Add in the fact she was a black character ... the actress was good, she deserved the role, she was also very pretty - but her body sustained more damage than nearly all the white characters combined. This is a problem in T.V and film - characters of colour, whilst appearing far less than white characters, still manage to sustain the worst injuries or suffer the most gruesome deaths. As if the damage to their bodies is somehow less appalling or upsetting for a predominantly white audience - and that's something that white writers and filmmakers should be aware of in this day and age. It isn't enough to have more diverse casting if you are still going to treat the bodies of characters of colour as being more disposable or allow more gruesome things to happen to them than their white counterparts.
Lucy being buried alive and coming back with fangs would have been enough - it's been enough for over 100 years. Maybe as writers they only wanted to change things up because they wanted the gory horror - but then that only shows that they weren't thinking about feminist or racial perspectives when they did it.
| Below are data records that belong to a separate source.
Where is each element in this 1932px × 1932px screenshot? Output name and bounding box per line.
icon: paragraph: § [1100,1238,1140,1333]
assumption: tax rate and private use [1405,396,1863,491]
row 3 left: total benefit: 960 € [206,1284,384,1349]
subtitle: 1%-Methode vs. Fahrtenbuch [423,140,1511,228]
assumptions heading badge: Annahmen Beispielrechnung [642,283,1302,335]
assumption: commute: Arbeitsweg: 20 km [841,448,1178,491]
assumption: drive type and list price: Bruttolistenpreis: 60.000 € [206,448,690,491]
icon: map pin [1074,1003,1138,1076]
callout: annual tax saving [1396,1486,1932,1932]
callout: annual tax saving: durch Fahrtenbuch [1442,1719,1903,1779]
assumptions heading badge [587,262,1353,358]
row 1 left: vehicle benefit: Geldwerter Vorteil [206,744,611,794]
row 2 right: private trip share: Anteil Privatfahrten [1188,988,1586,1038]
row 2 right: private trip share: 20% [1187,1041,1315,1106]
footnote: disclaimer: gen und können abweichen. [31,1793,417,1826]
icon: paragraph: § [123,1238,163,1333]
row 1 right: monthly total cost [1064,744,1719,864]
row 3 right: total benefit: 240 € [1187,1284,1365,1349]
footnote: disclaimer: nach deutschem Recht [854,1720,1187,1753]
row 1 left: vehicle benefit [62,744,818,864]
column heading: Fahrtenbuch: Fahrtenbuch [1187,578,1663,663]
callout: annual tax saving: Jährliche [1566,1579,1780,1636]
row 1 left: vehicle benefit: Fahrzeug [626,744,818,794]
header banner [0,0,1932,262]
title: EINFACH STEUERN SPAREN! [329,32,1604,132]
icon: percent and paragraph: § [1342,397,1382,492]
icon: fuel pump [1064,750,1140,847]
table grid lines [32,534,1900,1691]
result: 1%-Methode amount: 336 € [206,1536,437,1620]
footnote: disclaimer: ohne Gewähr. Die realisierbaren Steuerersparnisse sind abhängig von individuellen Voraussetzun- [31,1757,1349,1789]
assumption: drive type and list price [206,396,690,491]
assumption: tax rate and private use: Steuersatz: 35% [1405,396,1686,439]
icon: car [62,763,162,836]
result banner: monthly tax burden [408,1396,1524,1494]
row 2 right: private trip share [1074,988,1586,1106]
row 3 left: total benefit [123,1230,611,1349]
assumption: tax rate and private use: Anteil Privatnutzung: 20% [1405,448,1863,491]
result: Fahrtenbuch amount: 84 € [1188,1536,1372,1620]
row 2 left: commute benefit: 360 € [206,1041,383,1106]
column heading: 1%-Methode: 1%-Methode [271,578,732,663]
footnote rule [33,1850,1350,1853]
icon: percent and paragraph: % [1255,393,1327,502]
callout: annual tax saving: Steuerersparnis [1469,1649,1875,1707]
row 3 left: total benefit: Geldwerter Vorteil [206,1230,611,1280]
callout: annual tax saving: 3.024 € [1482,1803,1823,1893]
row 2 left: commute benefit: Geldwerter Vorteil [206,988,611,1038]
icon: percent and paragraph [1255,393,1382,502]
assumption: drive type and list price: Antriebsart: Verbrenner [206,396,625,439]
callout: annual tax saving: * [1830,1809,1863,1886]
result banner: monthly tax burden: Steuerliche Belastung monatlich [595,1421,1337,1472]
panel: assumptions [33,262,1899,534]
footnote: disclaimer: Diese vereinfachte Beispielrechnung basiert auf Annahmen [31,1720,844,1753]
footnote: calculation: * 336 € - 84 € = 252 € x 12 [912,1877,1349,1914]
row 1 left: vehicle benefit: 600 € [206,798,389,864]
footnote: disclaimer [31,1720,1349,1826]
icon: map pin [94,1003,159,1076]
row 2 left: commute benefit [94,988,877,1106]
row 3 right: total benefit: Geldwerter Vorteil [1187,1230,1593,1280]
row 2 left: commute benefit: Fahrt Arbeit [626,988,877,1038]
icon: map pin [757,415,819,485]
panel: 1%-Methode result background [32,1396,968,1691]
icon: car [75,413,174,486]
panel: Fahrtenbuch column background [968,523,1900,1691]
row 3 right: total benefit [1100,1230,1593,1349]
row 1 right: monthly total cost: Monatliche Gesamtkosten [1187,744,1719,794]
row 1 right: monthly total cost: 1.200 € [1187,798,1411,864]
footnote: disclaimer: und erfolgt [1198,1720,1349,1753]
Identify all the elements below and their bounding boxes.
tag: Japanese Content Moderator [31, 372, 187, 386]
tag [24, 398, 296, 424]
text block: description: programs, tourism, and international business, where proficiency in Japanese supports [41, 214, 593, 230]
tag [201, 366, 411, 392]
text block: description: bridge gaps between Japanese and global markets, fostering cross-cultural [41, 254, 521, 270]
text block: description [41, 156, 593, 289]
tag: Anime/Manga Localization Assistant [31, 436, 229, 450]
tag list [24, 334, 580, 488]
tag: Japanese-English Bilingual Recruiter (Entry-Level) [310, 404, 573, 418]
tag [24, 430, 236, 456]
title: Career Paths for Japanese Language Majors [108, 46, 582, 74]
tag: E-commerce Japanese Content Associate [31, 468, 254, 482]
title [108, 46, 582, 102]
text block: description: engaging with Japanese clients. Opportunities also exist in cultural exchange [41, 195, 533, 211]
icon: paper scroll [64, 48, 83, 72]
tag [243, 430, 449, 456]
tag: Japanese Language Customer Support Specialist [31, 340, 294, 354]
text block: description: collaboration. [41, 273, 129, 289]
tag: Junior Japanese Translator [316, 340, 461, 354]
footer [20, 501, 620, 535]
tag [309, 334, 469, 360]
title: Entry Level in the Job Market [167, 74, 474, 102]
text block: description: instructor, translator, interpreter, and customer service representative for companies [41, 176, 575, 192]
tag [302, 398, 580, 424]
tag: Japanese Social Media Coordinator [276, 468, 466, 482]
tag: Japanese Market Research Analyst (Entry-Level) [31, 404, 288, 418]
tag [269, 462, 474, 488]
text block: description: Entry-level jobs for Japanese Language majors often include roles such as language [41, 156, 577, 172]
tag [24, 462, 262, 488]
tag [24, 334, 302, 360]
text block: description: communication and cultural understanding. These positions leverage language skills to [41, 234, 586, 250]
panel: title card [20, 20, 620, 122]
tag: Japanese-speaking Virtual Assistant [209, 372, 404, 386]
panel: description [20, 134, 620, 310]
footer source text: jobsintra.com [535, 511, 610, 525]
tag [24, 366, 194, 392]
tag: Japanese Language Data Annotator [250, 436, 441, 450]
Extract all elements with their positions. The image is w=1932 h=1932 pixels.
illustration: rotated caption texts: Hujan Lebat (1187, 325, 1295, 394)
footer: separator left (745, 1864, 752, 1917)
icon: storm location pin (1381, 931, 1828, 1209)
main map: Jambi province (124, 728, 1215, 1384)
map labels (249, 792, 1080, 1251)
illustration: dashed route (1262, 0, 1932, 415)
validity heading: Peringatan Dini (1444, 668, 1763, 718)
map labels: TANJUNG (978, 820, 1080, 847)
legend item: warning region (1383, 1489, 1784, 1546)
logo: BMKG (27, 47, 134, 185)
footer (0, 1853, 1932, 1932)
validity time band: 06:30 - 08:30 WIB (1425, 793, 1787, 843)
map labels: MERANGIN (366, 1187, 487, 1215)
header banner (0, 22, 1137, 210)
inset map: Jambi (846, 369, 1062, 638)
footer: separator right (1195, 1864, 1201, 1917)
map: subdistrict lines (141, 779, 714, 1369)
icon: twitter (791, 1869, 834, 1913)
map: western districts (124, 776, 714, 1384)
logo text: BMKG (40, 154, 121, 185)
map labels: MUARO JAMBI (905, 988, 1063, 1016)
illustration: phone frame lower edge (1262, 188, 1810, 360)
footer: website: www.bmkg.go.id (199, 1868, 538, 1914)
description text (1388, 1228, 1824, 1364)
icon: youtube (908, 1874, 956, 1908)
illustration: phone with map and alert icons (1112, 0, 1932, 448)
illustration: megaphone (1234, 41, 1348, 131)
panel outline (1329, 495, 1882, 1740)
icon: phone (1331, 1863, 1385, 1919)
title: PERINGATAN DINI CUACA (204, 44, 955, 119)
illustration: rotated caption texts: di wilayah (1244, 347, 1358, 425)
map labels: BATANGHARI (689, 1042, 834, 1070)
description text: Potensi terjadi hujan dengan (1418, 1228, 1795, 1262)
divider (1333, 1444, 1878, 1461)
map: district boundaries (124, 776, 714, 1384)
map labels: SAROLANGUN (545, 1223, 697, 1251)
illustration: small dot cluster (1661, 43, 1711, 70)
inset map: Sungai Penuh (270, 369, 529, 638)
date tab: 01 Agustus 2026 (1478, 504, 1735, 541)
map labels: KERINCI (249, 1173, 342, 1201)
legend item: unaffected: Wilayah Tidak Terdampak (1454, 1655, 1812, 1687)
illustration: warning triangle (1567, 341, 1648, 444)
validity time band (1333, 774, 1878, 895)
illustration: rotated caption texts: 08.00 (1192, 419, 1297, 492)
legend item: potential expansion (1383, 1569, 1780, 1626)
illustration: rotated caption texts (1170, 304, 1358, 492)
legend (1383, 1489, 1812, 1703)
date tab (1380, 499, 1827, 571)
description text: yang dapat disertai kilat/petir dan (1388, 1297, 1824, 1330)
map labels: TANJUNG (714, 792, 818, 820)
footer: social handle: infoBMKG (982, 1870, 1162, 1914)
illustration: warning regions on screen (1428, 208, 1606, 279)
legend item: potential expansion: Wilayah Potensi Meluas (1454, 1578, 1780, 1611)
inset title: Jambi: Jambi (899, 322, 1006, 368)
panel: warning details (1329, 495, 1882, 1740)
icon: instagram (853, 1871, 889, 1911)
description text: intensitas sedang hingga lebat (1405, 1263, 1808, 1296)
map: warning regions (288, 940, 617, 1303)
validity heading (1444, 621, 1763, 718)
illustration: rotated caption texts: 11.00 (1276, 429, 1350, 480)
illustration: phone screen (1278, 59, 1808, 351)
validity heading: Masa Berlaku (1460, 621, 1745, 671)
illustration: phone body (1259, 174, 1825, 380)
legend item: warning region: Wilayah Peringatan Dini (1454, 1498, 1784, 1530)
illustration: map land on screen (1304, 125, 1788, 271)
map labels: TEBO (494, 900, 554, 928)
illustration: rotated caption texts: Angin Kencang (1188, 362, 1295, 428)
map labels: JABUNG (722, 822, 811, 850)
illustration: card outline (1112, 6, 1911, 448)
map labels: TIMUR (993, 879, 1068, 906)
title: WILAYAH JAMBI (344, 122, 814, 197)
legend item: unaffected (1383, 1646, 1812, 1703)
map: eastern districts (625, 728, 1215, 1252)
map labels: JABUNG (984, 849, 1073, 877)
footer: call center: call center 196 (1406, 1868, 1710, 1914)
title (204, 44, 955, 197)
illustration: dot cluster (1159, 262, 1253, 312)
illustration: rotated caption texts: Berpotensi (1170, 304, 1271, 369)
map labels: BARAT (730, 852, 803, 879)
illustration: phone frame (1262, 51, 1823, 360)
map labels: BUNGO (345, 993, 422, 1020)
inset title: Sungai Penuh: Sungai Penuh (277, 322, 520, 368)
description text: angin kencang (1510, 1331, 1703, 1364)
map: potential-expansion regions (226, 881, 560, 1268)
Which makes their whole 'look at us we made Van Helsing a woman' even more ridiculous.
Also - final point - it seemed that everyone he fed off became undead. He killed Van Helsing by feeding off her - they show it as an act of kindness (with a weird sex scene) ... but hasn't he just made her undead? Or does her cancer somehow protect her? I know it was poison to him ... but they never clearly stated that that meant biting her wouldn't infect her. In which case - that ending was terrible!
Yeah - the more I think about it, the last episode - whilst being an OK watch whilst it was on - ruined everything they had built up in the first two.